Devant la Commission des relations
de travail dans la fonction publique



ENTRE

DANIELLE LONGPRÉ

fonctionnaire s'estimant lésée

et

CONSEIL DU TRÉSOR
(Défense nationale)

employeur

Devant :  Jean-Pierre Tessier, commissaire

Pour la fonctionnaire s'estimant lésée:   Bertrand Myre, Association canadienne des employés professionnels

Pour l'employeur :  Hélène Brunelle, avocate


(Décision rendue sans audience)


[1]   L'employeur demande à la Commission d'exercer son pouvoir de rejeter, faute de compétence, un grief présenté par Danielle Longpré.

[2]   Danielle Longpré débute un emploi pour une durée déterminée le 4 janvier 2000, au ministère de la Défense nationale, comme responsable de la bibliothèque. Son emploi est prolongé à plusieurs reprises par d'autres termes.

[3]   Sa dernière offre d'emploi est pour une durée déterminée du 29 mars au 28 juin 2002 (pièce au dossier). Le 22 mai 2002, Mme Longpré est informée que son terme n'est pas renouvelé, par manque de travail, et que, en conséquence, son emploi se termine le 28 juin 2002.

[4]   Dès le 4 juillet 2002, la fonctionnaire s'estimant lésée, conteste la décision de l'employeur de mettre fin à son emploi. Elle considère qu'il s'agit d'un congédiement déguisé et qu'il s'agit d'une décision abusive et de mauvaise foi. Au cours de la procédure de grief, elle prétend que son terme n'a pas été renouvelé en représailles du fait qu'elle a présenté des griefs les 28 mars et 23 avril 2002 (pièce au dossier).

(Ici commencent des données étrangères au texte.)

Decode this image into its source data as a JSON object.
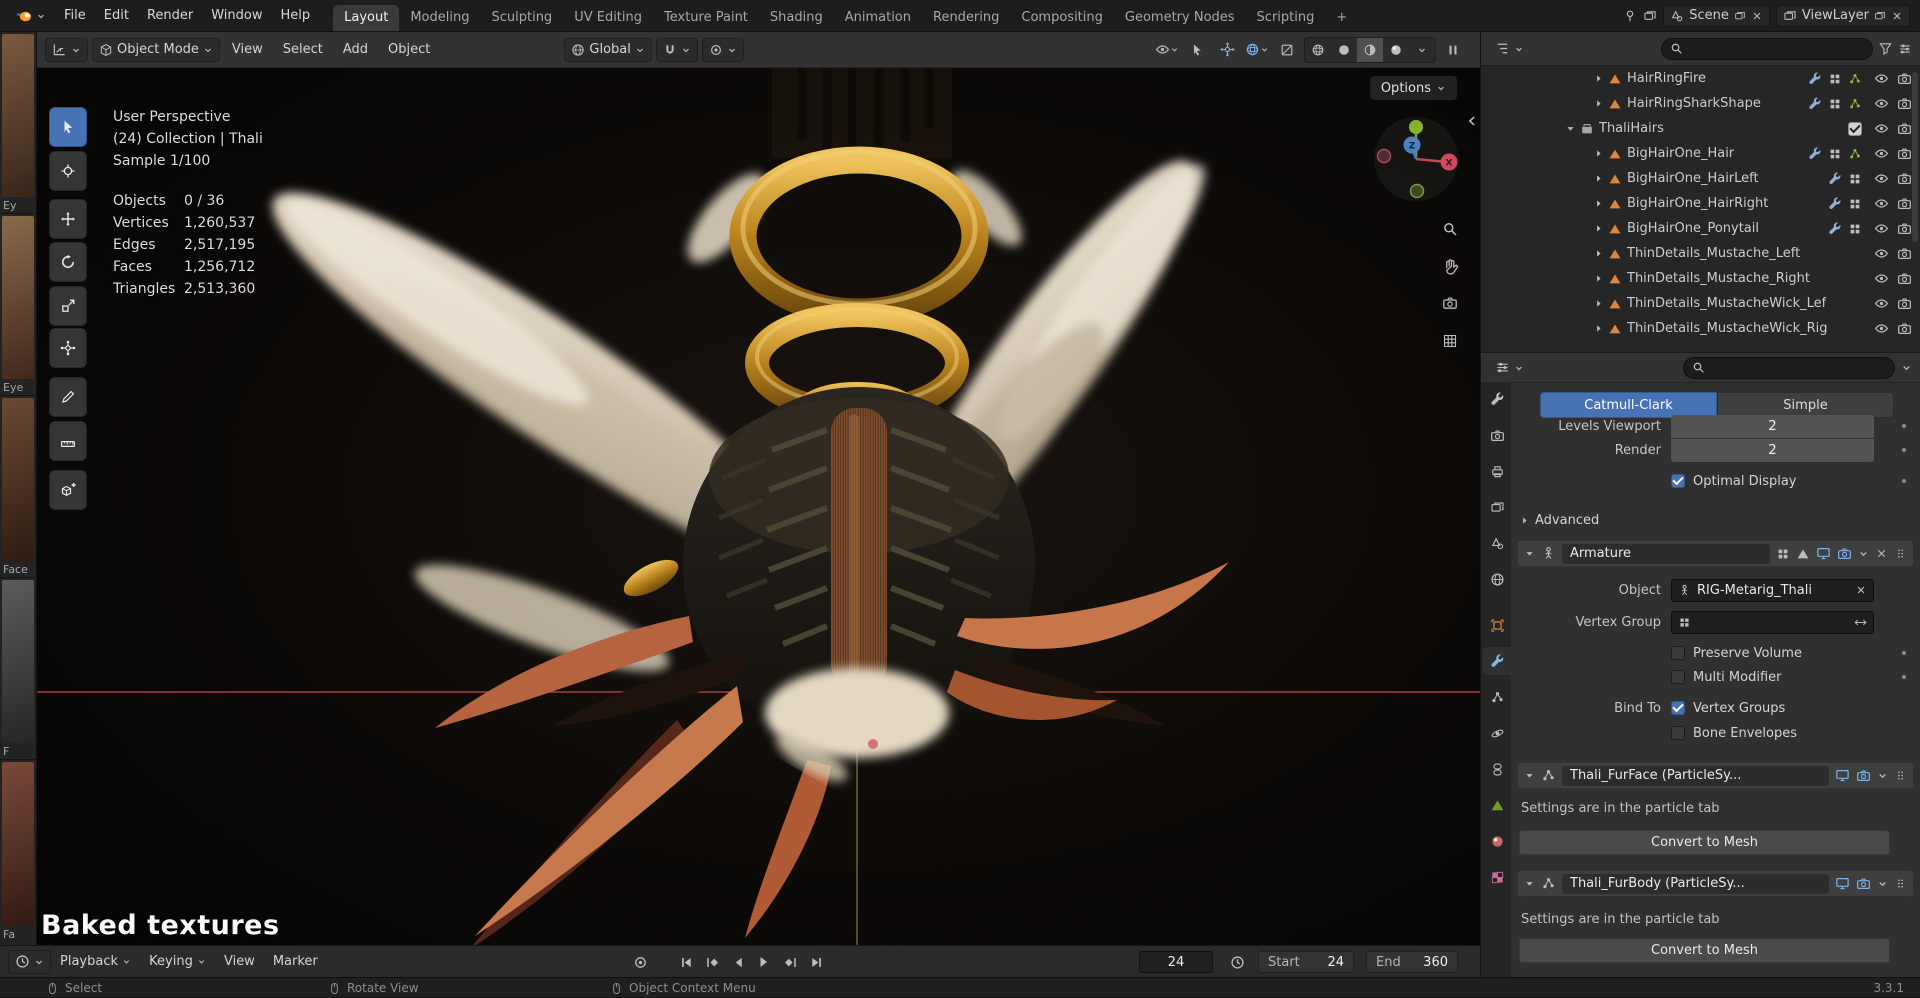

[5]   Le grief est renvoyé à l'arbitrage le 13 février 2003. L'employeur s'objecte à la compétence d'un arbitre de grief; il allègue que le non-renouvellement de la nomination d'une personne nommée pour une période déterminée ne constitue pas un licenciement au sens de la Loi sur les relations de travail dans la fonction publique (LRTFP). Après divers échanges, la Commission demande aux parties de soumettre des représentations écrites à l'été 2003, pour qu'une décision soit rendue à partir des écrits déposés. Le dossier m'est transmis le 11 décembre 2003.

Les arguments des parties

[6]   Selon l'employeur, une personne nommée pour une période déterminée cesse d'être fonctionnaire à l'expiration de cette période, en application de l'article 25 de la Loi sur l'emploi dans la fonction publique :

25. Le fonctionnaire nommé pour une période déterminée perd sa qualité de fonctionnaire à l'expiration de cette période.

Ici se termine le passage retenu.